4. “Naminanu” (1981)
Storia di una suite mai realizzata in tempi nei quali i Genesis stanno cambiando decisamente pelle. Si parla del 1981, era Abacab, album per il quale i nostri hanno pronosticato appunto una suite composta dai brani Dodo, Lurker, Submarine e Naminanu. Poi capiscono che sarebbe un richiamo troppo forte al passato e la smembrano. Sull’album compariranno solo le prime due, le altre andranno a far parte di rispettivi lati B. Naminanu viene piazzata sul retro di Keep It Dark ed è un numero strumentale (a parte una serie di vocalizzi che ripetono il curioso titolo) di frizzante jazz-rock ancora una volta imparentato con certe cose dei Brand X. Mistero per nerd: alcuni dicono che Naminanu fosse l’intro della suite, altri la conclusione. Speriamo che prima o poi gli autori possano svelare l’enigma.
3. “Submarine” (1981)
Penultima (o ultima?) parte della suite di cui sopra, Submarine trova posto sul lato B di Another Record, sempre da Abacab, e per l’unica volta nella loro esistenza mostra i Genesis fare il verso ai Pink Floyd. Il brano è infatti assai simile nell’atmosfera alla nona parte di Shine On You Crazy Diamond: stesso incedere lento e maestoso, quasi un requiem nel quale le tastiere di Tony Banks creano un grande tessuto orchestrale, con gli accordi che giro dopo giro si innalzano fino all’apoteosi. Mancherebbe solo la chitarra di David Gilmour e sarebbe un connubio perfetto.
2. “It’s Yourself” (1976)
Come omaggio al Paese che prima di ogni altro ne ha decretato il grande successo, nel 1976 i Genesis fanno uscire in Italia un singolo con Ripples sul lato A e l’inedita It’s Yourself sul lato B, canzone composta all’epoca di The Lamb Lies Down On Broadway. Entrambi i brani sono stati registrati per A Trick of the Tail ma la seconda ne è rimasta fuori perché gli sono stati preferiti altri pezzi più acoustici come Entangled e la suddetta Ripples. Peccato, perché It’s Yourself è qualcosa di realmente magico, con le chitarre di Hackett e Rutherford in gran spolvero, iridescenti tastiere e un bel lavoro di bass pedals. C’è inoltre una sorpresa finale: un momento musicale che su A Trick… è piazzato come introduzione a Los Endos, ma che originariamente era stato concepito per far si che It’s Yoursef e Los Endos e fossero unite.

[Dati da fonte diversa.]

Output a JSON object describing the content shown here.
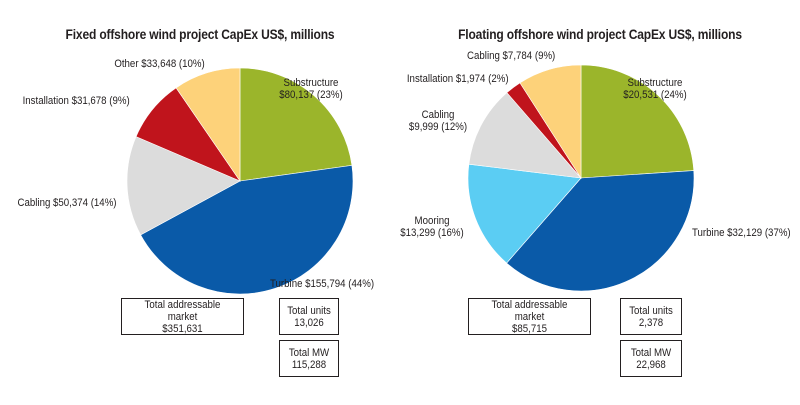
{
  "chart_data": [
    {
      "type": "pie",
      "title": "Fixed offshore wind project CapEx US$, millions",
      "slices": [
        {
          "name": "Substructure",
          "value": 80137,
          "label_line1": "Substructure",
          "label_line2": "$80,137 (23%)",
          "color": "#9bb52b"
        },
        {
          "name": "Turbine",
          "value": 155794,
          "label_line1": "Turbine $155,794 (44%)",
          "label_line2": "",
          "color": "#0a5aa8"
        },
        {
          "name": "Cabling",
          "value": 50374,
          "label_line1": "Cabling $50,374 (14%)",
          "label_line2": "",
          "color": "#dcdcdc"
        },
        {
          "name": "Installation",
          "value": 31678,
          "label_line1": "Installation $31,678 (9%)",
          "label_line2": "",
          "color": "#c0141c"
        },
        {
          "name": "Other",
          "value": 33648,
          "label_line1": "Other $33,648 (10%)",
          "label_line2": "",
          "color": "#fdd27a"
        }
      ],
      "boxes": {
        "market_label": "Total addressable market",
        "market_value": "$351,631",
        "units_label": "Total units",
        "units_value": "13,026",
        "mw_label": "Total MW",
        "mw_value": "115,288"
      }
    },
    {
      "type": "pie",
      "title": "Floating offshore wind project CapEx US$, millions",
      "slices": [
        {
          "name": "Substructure",
          "value": 20531,
          "label_line1": "Substructure",
          "label_line2": "$20,531 (24%)",
          "color": "#9bb52b"
        },
        {
          "name": "Turbine",
          "value": 32129,
          "label_line1": "Turbine $32,129 (37%)",
          "label_line2": "",
          "color": "#0a5aa8"
        },
        {
          "name": "Mooring",
          "value": 13299,
          "label_line1": "Mooring",
          "label_line2": "$13,299 (16%)",
          "color": "#5bcdf3"
        },
        {
          "name": "Cabling",
          "value": 9999,
          "label_line1": "Cabling",
          "label_line2": "$9,999 (12%)",
          "color": "#dcdcdc"
        },
        {
          "name": "Installation",
          "value": 1974,
          "label_line1": "Installation $1,974 (2%)",
          "label_line2": "",
          "color": "#c0141c"
        },
        {
          "name": "Cabling",
          "value": 7784,
          "label_line1": "Cabling $7,784 (9%)",
          "label_line2": "",
          "color": "#fdd27a"
        }
      ],
      "boxes": {
        "market_label": "Total addressable market",
        "market_value": "$85,715",
        "units_label": "Total units",
        "units_value": "2,378",
        "mw_label": "Total MW",
        "mw_value": "22,968"
      }
    }
  ]
}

1. “Twilight Alehouse” (1973)
Unico brano della lista nella classica formazione a 5 con Peter Gabriel, Twilight Alehouse è il top assoluto. Composto già all’epoca di Trespass, presentato più volte dal vivo e registrato durante le sessioni di Foxtrot, deve attendere il 1973 per una prima pubblicazione su un flexy disc allegato alla rivista inglese Zig Zag e il 1974 per finire sul retro dell’edizione italiana di I Know What I Like. Twilight Alehouse si distacca leggermente rispetto al materiale del periodo per le sue inedite sfumature jazz e blues, complice anche un flauto che ricorda i Jethro Tull. I quasi 8 minuti della canzone prevedono una prima parte dai toni oscuri e morbosi, nella quale sembra quasi di trovarsi nell’ombrosa birreria descritta nel titolo, che sfocia in un ritornello velocizzato mutato da un vecchio riff contenuto in The Serpent (da From Genesis to Revelation). Gabriel la fa da padrone con la storia di un alcolizzato solitario in preda a una serie di visioni. La seconda parte, completamente strumentale, è più movimentata e convulsa, quasi psichedelica, con chitarra e organo a duellare come nella migliore tradizione genesisiana.